Last week, for example, Cedar City Boy Scouts earned their healthy eating merit badges by going to an activity given by students from a Hotel, Resort and Hospitality Management class where they learned about “healthy eating” and how to choose “good” foods to avoid obesity. As one 8-year old scout said: “The food groups are important so you can make good choices, so you don’t get fat and that you eat healthy.”

Little girls from kindergarten and first grade on can earn badges through “Shape UP!” According to the Missouri Girl Scouts Council, this 2-3 hour “wellness program” focuses on rewarding girls for “healthy eating and physical activity” to enable them to work towards earning the ‘shape-up patch.’

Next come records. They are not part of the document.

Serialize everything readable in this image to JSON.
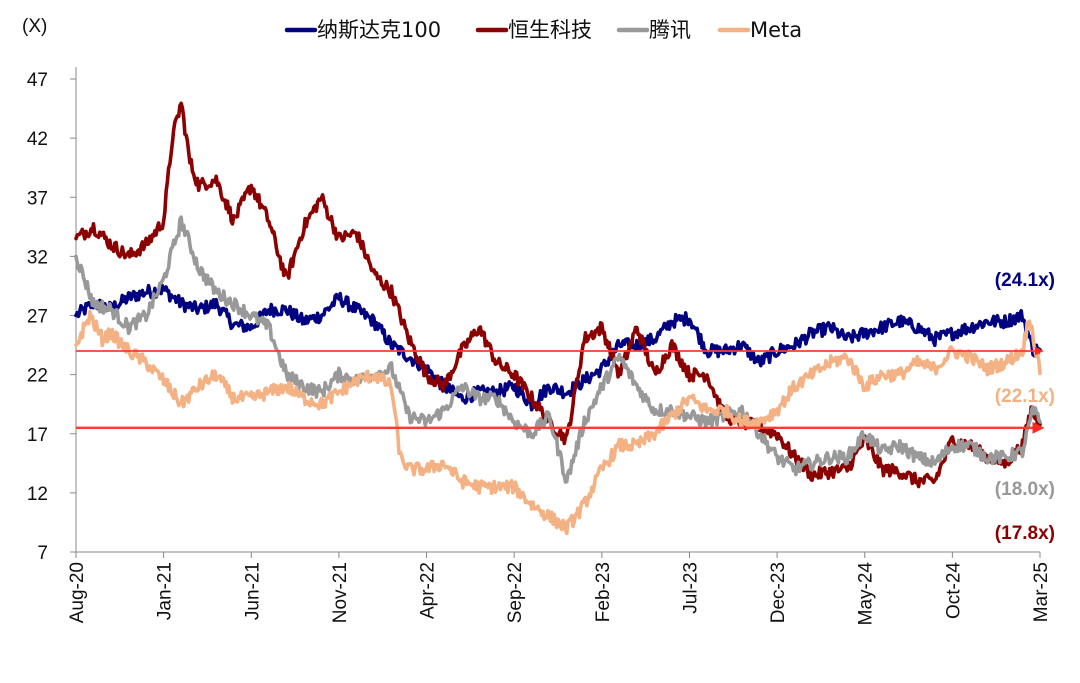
{
  "chart_data": {
    "type": "line",
    "unit_label": "(X)",
    "title": "",
    "xlabel": "",
    "ylabel": "",
    "ylim": [
      7,
      47
    ],
    "yticks": [
      7,
      12,
      17,
      22,
      27,
      32,
      37,
      42,
      47
    ],
    "xlim": [
      0,
      55
    ],
    "x_tick_labels": [
      "Aug-20",
      "Jan-21",
      "Jun-21",
      "Nov-21",
      "Apr-22",
      "Sep-22",
      "Feb-23",
      "Jul-23",
      "Dec-23",
      "May-24",
      "Oct-24",
      "Mar-25"
    ],
    "x_tick_positions": [
      0,
      5,
      10,
      15,
      20,
      25,
      30,
      35,
      40,
      45,
      50,
      55
    ],
    "legend_position": "top",
    "series": [
      {
        "name": "纳斯达克100",
        "color": "#000080",
        "end_label": "(24.1x)",
        "points": [
          [
            0,
            27
          ],
          [
            1,
            28
          ],
          [
            2,
            27.6
          ],
          [
            3,
            28.5
          ],
          [
            4,
            29
          ],
          [
            5,
            29.2
          ],
          [
            6,
            28
          ],
          [
            7,
            27.5
          ],
          [
            8,
            28
          ],
          [
            9,
            26.2
          ],
          [
            10,
            26
          ],
          [
            11,
            27.5
          ],
          [
            12,
            27.5
          ],
          [
            13,
            26.5
          ],
          [
            14,
            27
          ],
          [
            15,
            28.5
          ],
          [
            16,
            27.5
          ],
          [
            17,
            26.5
          ],
          [
            18,
            24.5
          ],
          [
            19,
            23.5
          ],
          [
            20,
            22.5
          ],
          [
            21,
            21
          ],
          [
            22,
            20
          ],
          [
            23,
            20.5
          ],
          [
            24,
            20.5
          ],
          [
            25,
            21
          ],
          [
            26,
            19.5
          ],
          [
            27,
            21
          ],
          [
            28,
            20.5
          ],
          [
            29,
            21.5
          ],
          [
            30,
            22.5
          ],
          [
            31,
            24.5
          ],
          [
            32,
            24.5
          ],
          [
            33,
            25
          ],
          [
            34,
            26.5
          ],
          [
            35,
            26.8
          ],
          [
            36,
            24
          ],
          [
            37,
            24
          ],
          [
            38,
            24.5
          ],
          [
            39,
            23
          ],
          [
            40,
            24
          ],
          [
            41,
            24.5
          ],
          [
            42,
            25.5
          ],
          [
            43,
            26
          ],
          [
            44,
            25
          ],
          [
            45,
            25.5
          ],
          [
            46,
            26
          ],
          [
            47,
            26.5
          ],
          [
            48,
            26
          ],
          [
            49,
            25
          ],
          [
            50,
            25.5
          ],
          [
            51,
            26
          ],
          [
            52,
            26.5
          ],
          [
            53,
            26.5
          ],
          [
            54,
            27
          ],
          [
            54.6,
            24.1
          ],
          [
            55,
            24.1
          ]
        ]
      },
      {
        "name": "恒生科技",
        "color": "#8B0000",
        "end_label": "(17.8x)",
        "points": [
          [
            0,
            33.5
          ],
          [
            1,
            34.5
          ],
          [
            2,
            33
          ],
          [
            3,
            32
          ],
          [
            4,
            33
          ],
          [
            5,
            35
          ],
          [
            5.5,
            42
          ],
          [
            6,
            45
          ],
          [
            6.5,
            40
          ],
          [
            7,
            38
          ],
          [
            8,
            38.5
          ],
          [
            9,
            35
          ],
          [
            10,
            38
          ],
          [
            11,
            35
          ],
          [
            12,
            30
          ],
          [
            13,
            34.5
          ],
          [
            14,
            37
          ],
          [
            15,
            33.5
          ],
          [
            16,
            34
          ],
          [
            17,
            30.5
          ],
          [
            18,
            29
          ],
          [
            19,
            25
          ],
          [
            20,
            22
          ],
          [
            21,
            21
          ],
          [
            22,
            24
          ],
          [
            23,
            26
          ],
          [
            24,
            23
          ],
          [
            25,
            22
          ],
          [
            26,
            20
          ],
          [
            27,
            18
          ],
          [
            28,
            16.5
          ],
          [
            29,
            25
          ],
          [
            30,
            26
          ],
          [
            31,
            22
          ],
          [
            32,
            26
          ],
          [
            33,
            22
          ],
          [
            34,
            24.5
          ],
          [
            35,
            22
          ],
          [
            36,
            22
          ],
          [
            37,
            18.5
          ],
          [
            38,
            18
          ],
          [
            39,
            17.5
          ],
          [
            40,
            17
          ],
          [
            41,
            15
          ],
          [
            42,
            13.5
          ],
          [
            43,
            13.8
          ],
          [
            44,
            14
          ],
          [
            45,
            16.5
          ],
          [
            46,
            14
          ],
          [
            47,
            13.8
          ],
          [
            48,
            13
          ],
          [
            49,
            13
          ],
          [
            50,
            16.5
          ],
          [
            51,
            16
          ],
          [
            52,
            15
          ],
          [
            53,
            14.5
          ],
          [
            54,
            16
          ],
          [
            54.5,
            19
          ],
          [
            55,
            17.8
          ]
        ]
      },
      {
        "name": "腾讯",
        "color": "#999999",
        "end_label": "(18.0x)",
        "points": [
          [
            0,
            32
          ],
          [
            1,
            28
          ],
          [
            2,
            27.5
          ],
          [
            3,
            26
          ],
          [
            4,
            27
          ],
          [
            5,
            30
          ],
          [
            6,
            35
          ],
          [
            7,
            31
          ],
          [
            8,
            29
          ],
          [
            9,
            28
          ],
          [
            10,
            27
          ],
          [
            11,
            26
          ],
          [
            12,
            22
          ],
          [
            13,
            21
          ],
          [
            14,
            20.5
          ],
          [
            15,
            22
          ],
          [
            16,
            21.5
          ],
          [
            17,
            22
          ],
          [
            18,
            22.5
          ],
          [
            19,
            18.5
          ],
          [
            20,
            18
          ],
          [
            21,
            19
          ],
          [
            22,
            21
          ],
          [
            23,
            20
          ],
          [
            24,
            20
          ],
          [
            25,
            18
          ],
          [
            26,
            17
          ],
          [
            27,
            18.5
          ],
          [
            28,
            13
          ],
          [
            29,
            18
          ],
          [
            30,
            21
          ],
          [
            31,
            23.5
          ],
          [
            32,
            21
          ],
          [
            33,
            19
          ],
          [
            34,
            19
          ],
          [
            35,
            18.5
          ],
          [
            36,
            18
          ],
          [
            37,
            18.5
          ],
          [
            38,
            19
          ],
          [
            39,
            17
          ],
          [
            40,
            15
          ],
          [
            41,
            14
          ],
          [
            42,
            14.5
          ],
          [
            43,
            15
          ],
          [
            44,
            15
          ],
          [
            45,
            17
          ],
          [
            46,
            15.5
          ],
          [
            47,
            16
          ],
          [
            48,
            15
          ],
          [
            49,
            14.5
          ],
          [
            50,
            16
          ],
          [
            51,
            16
          ],
          [
            52,
            15
          ],
          [
            53,
            15
          ],
          [
            54,
            15.5
          ],
          [
            54.6,
            19
          ],
          [
            55,
            18
          ]
        ]
      },
      {
        "name": "Meta",
        "color": "#F4B183",
        "end_label": "(22.1x)",
        "points": [
          [
            0,
            24.5
          ],
          [
            0.8,
            27
          ],
          [
            1.5,
            25
          ],
          [
            2,
            25.5
          ],
          [
            3,
            24
          ],
          [
            4,
            23
          ],
          [
            5,
            21.5
          ],
          [
            6,
            19.5
          ],
          [
            7,
            21
          ],
          [
            8,
            22
          ],
          [
            9,
            20
          ],
          [
            10,
            20
          ],
          [
            11,
            20.5
          ],
          [
            12,
            21
          ],
          [
            13,
            20
          ],
          [
            14,
            19.5
          ],
          [
            15,
            20.5
          ],
          [
            16,
            21.5
          ],
          [
            17,
            22
          ],
          [
            18,
            21
          ],
          [
            18.5,
            15
          ],
          [
            19,
            14
          ],
          [
            20,
            14
          ],
          [
            21,
            14.5
          ],
          [
            22,
            13
          ],
          [
            23,
            12.5
          ],
          [
            24,
            12.5
          ],
          [
            25,
            12.5
          ],
          [
            26,
            11
          ],
          [
            27,
            10
          ],
          [
            28,
            9
          ],
          [
            29,
            11
          ],
          [
            30,
            14
          ],
          [
            31,
            16
          ],
          [
            32,
            16
          ],
          [
            33,
            17
          ],
          [
            34,
            18.5
          ],
          [
            35,
            20
          ],
          [
            36,
            19
          ],
          [
            37,
            19
          ],
          [
            38,
            18
          ],
          [
            39,
            18
          ],
          [
            40,
            19
          ],
          [
            41,
            21
          ],
          [
            42,
            22
          ],
          [
            43,
            23
          ],
          [
            44,
            23.5
          ],
          [
            45,
            21
          ],
          [
            46,
            22
          ],
          [
            47,
            22
          ],
          [
            48,
            23
          ],
          [
            49,
            22.5
          ],
          [
            50,
            24
          ],
          [
            51,
            23.5
          ],
          [
            52,
            22.5
          ],
          [
            53,
            23
          ],
          [
            54,
            24
          ],
          [
            54.4,
            27
          ],
          [
            55,
            22.1
          ]
        ]
      }
    ],
    "reference_lines": [
      {
        "y": 24,
        "x_start": 0,
        "x_end": 55,
        "color": "#FF3B30"
      },
      {
        "y": 17.5,
        "x_start": 0,
        "x_end": 55,
        "color": "#FF3B30"
      }
    ]
  }
}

The Fort Knox, Kentucky, girl scouts publishes a nutrition guide for scout leaders, which begins with important information about the growing and significant problem of eating disorders in young teens in which 13% are engaging in dangerous and unhealthful efforts to keep from gaining weight. Then, in another example of cognitive disconnect, it goes directly into misinformation about how eating fruits and vegetables, grains and low-fat foods are important because they supposedly lower risk of dying from cancer, heart disease or stokes. Only a quarter of teen girls eat enough fruits and vegetables, it says, so it has teamed up with the Florida Citrus Growers to teach girls 9-14 years old the importance of healthy food choices. Along with GirlSports, another major initiative is designed to increase participation in sports to “promote life-long habits with a healthy focus on diet, nutrition and exercise.”

It says that girl scouts can earn other nutrition-related awards such as: Eat Right, Stay Healthy, Healthy Habits, Make It, Eat It, Food, Fiber and Farming, Food Power, The Food Connection, Exploring Healthy Eating, and Health and Fitness.

Scouting lessons aren’t just given by adults. Junior girl scouts has a program where fifth graders teach nutrition to younger kids, to earn their own health and fitness badges. Begun as a pilot study program by dietitians in Cleveland, Ohio, it’s even been adopted as the “Healthy Eating Ambassador Programme” around the world and commended as part of the Hong Kong government's initiatives to address obesity.

As Laura says, parents need to stand up and say “Enough!”